Donnerstag, 27. Februar 2020

Schätzung Steuereinnahmen steigen um 100 Milliarden

Mehr Geld in der Hand des Fiskus: Der Staat wird bis 2016 vermutlich bis zu 100 Milliarden Euro mehr einnehmen

Trotz eingetrübter Konjunkturaussichten können Bund, Länder und Gemeinden nach einem Pressebericht in den kommenden fünf Jahren mit 100 Milliarden Euro zusätzlichen Steuereinnahmen rechnen. Die geplante Steuersenkung für mittlere und kleine Einkommen sei damit finanzierbar. 

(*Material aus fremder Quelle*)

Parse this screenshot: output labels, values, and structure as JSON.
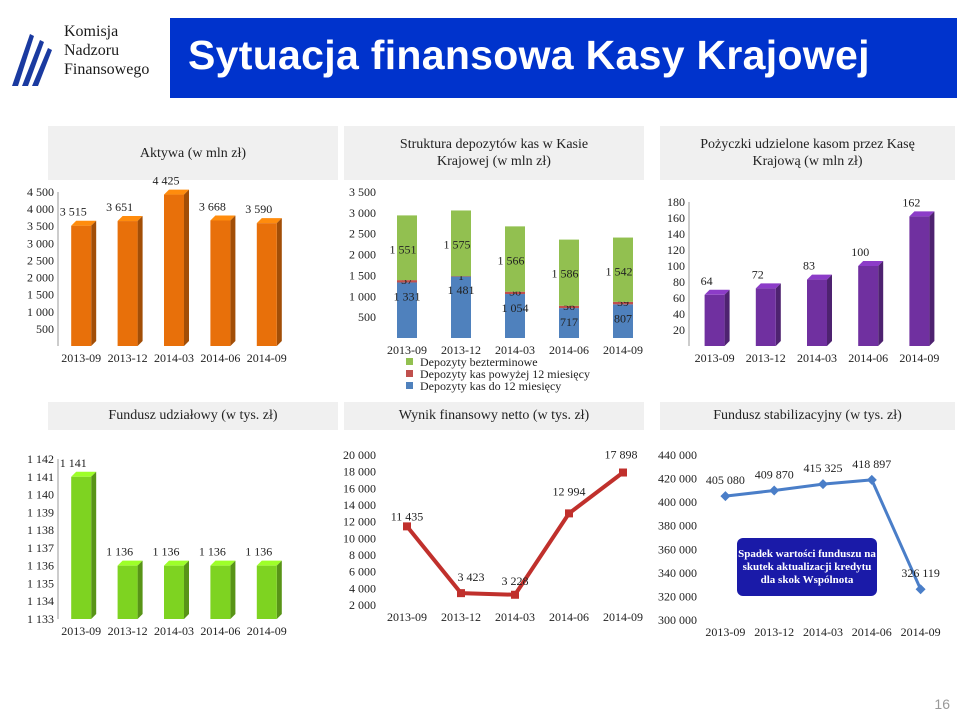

Berlin - Trotz schwächelnder Konjunktur rechnet die Bundesregierung in den kommenden Jahren mit steigenden Steuereinnahmen. Regierungskreise zeigten sich am Montag zuversichtlich, dass damit Steuersenkungen für kleine und mittlere Einkommen ab 2013 finanziert werden können. Die Ergebnisse der mittelfristigen Steuerschätzung sollen am Freitag vorgelegt werden.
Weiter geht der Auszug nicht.